Comparison between GPT-4 and ChatGPT – Image via Pixabay
Capabilities: ChatGPT vs. GPT-4
Text generation and summarization
Both ChatGPT and GPT-4 excel in generating coherent, contextually relevant, and engaging responses in a conversational manner. They are capable of summarizing information, allowing users to quickly grasp the main points of lengthy articles or documents.
Multimodal input and image understanding
A key advantage of GPT-4 over ChatGPT is its ability to process multimodal inputs, including images. GPT-4 can analyze images and generate captions, classifications, and analyses based on the visual information provided.
This functionality is not yet available in ChatGPT, which only accepts text inputs.
Creative and technical writing
GPT-4 receives appreciation for its creative abilities, with the official product update highlighting its potential in generating, editing, and collaborating on creative and technical writing tasks, such as composing melodies, crafting screenplays, or even mastering a user’s writing style.
Performance: ChatGPT vs GPT-4
In terms of performance, GPT-4 shows significant improvement over its predecessor GPT-3.5 (the model behind ChatGPT). OpenAI claims that GPT-4 is more accurate, less likely to produce harmful or inappropriate content, and better at handling sensitive topics.
However, it is unclear whether these enhancements are due to the GPT-4 model itself or the additional adversarial testing employed during its training process. This model also outperforms GPT-3.5 on various academic and professional exams, scoring in the 90th percentile on the Uniform Bar Exam compared to GPT-3.5’s 10th percentile score.
GPT-4 demonstrates superior performance on traditional language model benchmarks and other state-of-the-art models as well.
Scale your business drastically by checking out these awesome marketing AI tools.
GPT-4 vs ChatGPT: Limitations and risks
Outdated knowledge and short-term memory
Both GPT-4 and ChatGPT are limited by their training data, which becomes outdated over time. ChatGPT is built on GPT-3.5, which is trained on data up to 2021, meaning it lacks knowledge of more recent events or trends.
GPT-4, while more up-to-date, still faces similar limitations as its data only extends up to August 2022. Both models also suffer from short-term memory issues, which can affect their ability to maintain context in longer conversations.
Inaccurate information and hallucinations
Despite their impressive language understanding capabilities, GPT-4 and ChatGPT may occasionally generate erroneous or misleading information, a phenomenon known as hallucinations.
While GPT-4 reportedly experiences this issue less frequently than ChatGPT, it is not immune to the problem.
Applications in real-world scenarios
GPT-4 and ChatGPT have numerous practical applications across various industries, including customer service, marketing, content creation, and communication.

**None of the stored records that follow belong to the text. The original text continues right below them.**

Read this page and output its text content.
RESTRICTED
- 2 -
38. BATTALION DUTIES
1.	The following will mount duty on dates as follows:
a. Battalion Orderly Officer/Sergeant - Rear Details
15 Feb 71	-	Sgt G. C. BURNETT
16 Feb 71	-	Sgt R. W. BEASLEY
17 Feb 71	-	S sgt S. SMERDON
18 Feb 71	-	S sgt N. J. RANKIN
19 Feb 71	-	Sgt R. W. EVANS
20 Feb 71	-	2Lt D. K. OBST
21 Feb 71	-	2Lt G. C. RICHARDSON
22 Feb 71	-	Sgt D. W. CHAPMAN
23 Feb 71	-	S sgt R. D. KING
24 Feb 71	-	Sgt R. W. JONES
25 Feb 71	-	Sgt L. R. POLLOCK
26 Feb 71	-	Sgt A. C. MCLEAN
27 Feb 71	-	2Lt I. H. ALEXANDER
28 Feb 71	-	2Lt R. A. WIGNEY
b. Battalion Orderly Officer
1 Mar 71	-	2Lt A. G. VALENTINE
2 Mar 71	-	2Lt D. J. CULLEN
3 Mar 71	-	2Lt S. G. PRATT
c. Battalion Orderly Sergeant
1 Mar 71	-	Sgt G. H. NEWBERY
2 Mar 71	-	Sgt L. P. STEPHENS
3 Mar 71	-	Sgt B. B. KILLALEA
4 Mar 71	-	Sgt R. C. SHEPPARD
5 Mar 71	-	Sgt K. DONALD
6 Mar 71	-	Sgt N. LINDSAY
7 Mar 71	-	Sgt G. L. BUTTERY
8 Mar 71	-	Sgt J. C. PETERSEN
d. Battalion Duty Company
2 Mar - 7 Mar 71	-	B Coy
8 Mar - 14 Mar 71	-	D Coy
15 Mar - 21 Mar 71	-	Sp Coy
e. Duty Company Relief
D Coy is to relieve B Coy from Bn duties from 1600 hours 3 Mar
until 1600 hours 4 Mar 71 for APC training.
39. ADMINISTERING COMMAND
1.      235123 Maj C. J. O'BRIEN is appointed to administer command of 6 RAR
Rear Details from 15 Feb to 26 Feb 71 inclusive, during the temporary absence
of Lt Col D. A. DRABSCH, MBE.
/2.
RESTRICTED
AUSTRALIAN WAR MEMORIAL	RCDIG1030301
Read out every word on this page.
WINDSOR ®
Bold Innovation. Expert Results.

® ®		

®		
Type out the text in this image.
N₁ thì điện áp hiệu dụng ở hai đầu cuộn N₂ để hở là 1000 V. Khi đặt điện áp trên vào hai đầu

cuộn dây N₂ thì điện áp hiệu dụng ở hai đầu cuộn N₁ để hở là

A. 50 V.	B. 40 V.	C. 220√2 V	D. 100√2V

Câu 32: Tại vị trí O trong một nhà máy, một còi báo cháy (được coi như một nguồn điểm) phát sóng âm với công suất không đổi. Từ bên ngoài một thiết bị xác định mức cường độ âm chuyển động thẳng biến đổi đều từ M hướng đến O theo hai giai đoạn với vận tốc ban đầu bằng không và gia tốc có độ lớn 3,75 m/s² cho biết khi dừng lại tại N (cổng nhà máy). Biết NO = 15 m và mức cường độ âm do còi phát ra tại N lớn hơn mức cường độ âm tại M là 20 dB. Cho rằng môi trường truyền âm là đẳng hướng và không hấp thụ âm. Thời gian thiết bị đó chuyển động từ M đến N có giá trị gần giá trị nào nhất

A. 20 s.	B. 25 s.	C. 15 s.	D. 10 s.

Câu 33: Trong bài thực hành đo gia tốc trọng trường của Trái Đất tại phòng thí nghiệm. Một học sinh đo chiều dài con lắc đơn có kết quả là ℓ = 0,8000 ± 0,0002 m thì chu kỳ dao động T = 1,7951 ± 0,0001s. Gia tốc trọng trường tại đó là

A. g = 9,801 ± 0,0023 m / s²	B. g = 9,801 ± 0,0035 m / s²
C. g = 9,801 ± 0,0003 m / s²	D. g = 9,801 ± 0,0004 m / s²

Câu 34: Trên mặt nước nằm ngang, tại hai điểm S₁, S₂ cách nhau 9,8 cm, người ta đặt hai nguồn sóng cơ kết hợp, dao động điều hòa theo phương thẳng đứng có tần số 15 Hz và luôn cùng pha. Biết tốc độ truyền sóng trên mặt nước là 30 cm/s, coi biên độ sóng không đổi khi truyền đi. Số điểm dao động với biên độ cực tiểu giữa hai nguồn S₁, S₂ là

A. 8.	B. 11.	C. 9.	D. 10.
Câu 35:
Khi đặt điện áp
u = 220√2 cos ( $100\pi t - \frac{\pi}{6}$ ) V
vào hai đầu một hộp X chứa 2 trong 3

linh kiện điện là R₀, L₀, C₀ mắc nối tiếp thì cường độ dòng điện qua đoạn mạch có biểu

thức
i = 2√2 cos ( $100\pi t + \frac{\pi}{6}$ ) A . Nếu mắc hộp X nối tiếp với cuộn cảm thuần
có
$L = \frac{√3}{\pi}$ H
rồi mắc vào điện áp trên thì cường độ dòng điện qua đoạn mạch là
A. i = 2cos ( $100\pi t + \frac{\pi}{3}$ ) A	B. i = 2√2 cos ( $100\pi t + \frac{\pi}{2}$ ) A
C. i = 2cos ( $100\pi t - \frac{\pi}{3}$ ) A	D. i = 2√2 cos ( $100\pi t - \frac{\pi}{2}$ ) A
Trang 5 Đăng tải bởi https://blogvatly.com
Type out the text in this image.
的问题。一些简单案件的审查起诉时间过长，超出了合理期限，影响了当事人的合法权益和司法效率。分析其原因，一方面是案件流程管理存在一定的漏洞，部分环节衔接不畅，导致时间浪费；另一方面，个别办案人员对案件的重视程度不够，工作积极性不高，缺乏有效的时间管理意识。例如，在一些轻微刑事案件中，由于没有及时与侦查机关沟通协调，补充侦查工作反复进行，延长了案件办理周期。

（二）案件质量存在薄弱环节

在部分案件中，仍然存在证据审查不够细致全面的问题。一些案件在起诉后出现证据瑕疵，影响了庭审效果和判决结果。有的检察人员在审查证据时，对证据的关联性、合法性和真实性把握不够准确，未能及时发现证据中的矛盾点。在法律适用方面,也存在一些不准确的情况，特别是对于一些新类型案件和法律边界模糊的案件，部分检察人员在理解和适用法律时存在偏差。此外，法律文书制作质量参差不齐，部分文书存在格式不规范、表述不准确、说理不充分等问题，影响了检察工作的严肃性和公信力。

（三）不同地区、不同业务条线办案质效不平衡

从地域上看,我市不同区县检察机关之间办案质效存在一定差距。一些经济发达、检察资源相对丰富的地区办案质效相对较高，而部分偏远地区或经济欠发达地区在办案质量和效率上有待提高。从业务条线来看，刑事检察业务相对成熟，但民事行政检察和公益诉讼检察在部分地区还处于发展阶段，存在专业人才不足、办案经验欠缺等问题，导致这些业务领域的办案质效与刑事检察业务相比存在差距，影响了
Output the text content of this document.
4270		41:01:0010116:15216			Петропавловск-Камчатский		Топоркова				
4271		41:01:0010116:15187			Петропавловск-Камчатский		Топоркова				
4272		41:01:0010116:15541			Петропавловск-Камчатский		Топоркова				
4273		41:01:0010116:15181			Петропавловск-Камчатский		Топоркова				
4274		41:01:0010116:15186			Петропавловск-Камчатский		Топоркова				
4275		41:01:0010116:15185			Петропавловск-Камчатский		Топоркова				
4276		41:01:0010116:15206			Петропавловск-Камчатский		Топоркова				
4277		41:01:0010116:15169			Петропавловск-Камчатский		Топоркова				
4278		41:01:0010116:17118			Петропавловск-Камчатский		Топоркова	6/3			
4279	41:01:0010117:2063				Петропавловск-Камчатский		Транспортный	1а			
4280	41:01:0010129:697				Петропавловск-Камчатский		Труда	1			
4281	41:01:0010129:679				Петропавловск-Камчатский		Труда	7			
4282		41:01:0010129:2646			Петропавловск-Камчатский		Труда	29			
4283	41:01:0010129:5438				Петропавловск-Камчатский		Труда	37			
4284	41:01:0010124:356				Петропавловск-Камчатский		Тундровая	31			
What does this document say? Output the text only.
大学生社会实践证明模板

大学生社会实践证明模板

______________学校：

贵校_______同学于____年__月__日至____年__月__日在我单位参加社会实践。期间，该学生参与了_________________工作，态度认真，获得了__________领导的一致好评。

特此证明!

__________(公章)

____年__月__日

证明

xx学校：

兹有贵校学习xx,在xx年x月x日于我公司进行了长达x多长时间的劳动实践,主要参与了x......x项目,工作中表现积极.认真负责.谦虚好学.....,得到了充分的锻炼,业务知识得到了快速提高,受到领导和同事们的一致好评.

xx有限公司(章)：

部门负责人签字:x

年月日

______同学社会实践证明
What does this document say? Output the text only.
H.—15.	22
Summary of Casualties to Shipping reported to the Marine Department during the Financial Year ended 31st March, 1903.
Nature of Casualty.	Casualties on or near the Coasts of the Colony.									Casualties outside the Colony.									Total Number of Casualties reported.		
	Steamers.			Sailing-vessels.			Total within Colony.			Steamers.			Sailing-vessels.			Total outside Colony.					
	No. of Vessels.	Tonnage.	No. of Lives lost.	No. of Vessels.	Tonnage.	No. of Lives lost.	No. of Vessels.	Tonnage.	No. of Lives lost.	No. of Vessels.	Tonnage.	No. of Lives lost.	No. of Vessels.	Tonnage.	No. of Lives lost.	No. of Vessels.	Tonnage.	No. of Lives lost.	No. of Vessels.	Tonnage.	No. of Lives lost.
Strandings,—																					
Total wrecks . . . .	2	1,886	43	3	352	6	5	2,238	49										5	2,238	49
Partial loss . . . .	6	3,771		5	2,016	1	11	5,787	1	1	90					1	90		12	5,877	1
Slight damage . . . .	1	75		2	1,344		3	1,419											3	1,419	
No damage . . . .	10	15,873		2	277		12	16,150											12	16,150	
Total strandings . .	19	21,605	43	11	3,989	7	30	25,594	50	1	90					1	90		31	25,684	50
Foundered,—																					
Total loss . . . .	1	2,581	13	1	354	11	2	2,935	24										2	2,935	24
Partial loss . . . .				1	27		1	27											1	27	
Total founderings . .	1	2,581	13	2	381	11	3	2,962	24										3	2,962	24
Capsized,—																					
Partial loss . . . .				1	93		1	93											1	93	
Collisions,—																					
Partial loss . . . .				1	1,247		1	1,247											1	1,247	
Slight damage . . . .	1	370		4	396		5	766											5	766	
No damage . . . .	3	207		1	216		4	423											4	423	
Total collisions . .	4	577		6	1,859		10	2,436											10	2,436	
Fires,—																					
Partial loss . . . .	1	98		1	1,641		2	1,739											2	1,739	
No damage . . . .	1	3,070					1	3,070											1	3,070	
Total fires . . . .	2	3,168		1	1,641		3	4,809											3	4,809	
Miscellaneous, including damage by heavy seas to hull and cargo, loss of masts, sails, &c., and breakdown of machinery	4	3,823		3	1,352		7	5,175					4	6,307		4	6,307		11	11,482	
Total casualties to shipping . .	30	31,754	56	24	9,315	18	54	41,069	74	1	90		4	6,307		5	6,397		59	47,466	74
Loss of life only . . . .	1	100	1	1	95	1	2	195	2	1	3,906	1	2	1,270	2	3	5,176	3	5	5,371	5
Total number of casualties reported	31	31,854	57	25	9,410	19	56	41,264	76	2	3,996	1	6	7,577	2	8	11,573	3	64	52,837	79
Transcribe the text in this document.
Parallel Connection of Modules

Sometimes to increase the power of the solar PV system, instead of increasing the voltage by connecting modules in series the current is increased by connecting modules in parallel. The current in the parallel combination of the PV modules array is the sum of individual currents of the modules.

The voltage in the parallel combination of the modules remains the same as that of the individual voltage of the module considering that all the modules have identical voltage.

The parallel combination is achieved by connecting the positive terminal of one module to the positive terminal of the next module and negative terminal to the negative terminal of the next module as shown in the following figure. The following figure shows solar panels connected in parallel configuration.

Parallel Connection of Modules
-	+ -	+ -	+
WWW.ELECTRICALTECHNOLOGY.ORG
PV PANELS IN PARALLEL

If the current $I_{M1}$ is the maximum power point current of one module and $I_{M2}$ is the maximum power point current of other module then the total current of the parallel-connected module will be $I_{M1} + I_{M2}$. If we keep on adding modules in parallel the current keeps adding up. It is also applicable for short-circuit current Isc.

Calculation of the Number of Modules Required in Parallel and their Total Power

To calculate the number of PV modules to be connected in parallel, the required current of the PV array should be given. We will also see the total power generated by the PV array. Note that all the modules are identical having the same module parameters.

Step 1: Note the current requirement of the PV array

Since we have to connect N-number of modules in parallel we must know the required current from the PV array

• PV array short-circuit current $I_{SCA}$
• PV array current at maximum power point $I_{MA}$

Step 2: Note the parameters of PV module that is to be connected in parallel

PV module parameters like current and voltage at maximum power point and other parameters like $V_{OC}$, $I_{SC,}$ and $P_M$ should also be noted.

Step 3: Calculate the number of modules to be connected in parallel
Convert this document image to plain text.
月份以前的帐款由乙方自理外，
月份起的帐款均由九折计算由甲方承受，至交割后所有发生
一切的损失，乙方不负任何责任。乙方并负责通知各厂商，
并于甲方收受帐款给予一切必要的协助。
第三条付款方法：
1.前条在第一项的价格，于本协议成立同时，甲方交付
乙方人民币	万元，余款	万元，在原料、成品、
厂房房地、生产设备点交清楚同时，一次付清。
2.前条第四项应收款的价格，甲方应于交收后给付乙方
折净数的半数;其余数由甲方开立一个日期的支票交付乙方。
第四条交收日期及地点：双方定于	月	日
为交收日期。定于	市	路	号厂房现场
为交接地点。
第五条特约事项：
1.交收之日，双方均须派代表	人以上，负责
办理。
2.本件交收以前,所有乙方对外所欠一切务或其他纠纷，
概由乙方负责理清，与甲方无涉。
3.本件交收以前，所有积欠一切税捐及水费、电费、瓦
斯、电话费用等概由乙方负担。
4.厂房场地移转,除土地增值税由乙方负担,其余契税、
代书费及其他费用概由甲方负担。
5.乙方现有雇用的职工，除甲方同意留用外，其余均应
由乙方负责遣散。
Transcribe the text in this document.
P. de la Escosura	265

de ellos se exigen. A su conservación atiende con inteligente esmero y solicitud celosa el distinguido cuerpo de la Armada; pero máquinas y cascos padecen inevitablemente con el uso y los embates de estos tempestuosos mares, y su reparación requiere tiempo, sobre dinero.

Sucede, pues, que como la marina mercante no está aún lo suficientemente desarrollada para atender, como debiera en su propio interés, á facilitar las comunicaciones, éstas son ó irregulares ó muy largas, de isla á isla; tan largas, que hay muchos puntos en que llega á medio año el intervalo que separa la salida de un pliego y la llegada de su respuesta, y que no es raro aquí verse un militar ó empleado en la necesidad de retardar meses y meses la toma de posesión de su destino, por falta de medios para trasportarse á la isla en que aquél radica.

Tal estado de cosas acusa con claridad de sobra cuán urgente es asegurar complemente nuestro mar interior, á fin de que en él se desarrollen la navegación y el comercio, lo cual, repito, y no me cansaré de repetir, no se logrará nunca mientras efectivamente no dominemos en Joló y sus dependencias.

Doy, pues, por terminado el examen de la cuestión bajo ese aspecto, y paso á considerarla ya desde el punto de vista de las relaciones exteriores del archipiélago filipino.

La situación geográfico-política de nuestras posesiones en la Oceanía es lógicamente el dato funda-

Their ability to generate coherent, contextually relevant, and engaging text makes them valuable tools for businesses looking to enhance their digital presence and streamline their interactions with customers and clients.
Pricing and availability
GPT-4 is currently available exclusively to ChatGPT Plus subscribers, while ChatGPT is majorly accessed through OpenAI’s ChatGPT website.
Additionally, users looking to experience GPT-4’s advanced capabilities will need to join the ChatGPT Plus waitlist and subscribe to the services.

Users can benefit from both ChatGPT and GPT-4 – Image via Pixabay
Wrapping up
In this comprehensive comparison of GPT-4 and ChatGPT, we have explored their key differences and similarities in terms of training methods, capabilities, limitations, and applications. Understanding the evolution of these AI language models helps us appreciate the potential future of smart communication and information access.
With their ability to generate high-quality text and respond to a wide range of prompts, GPT-4 and ChatGPT are undoubtedly revolutionizing the world of AI-assisted language generation.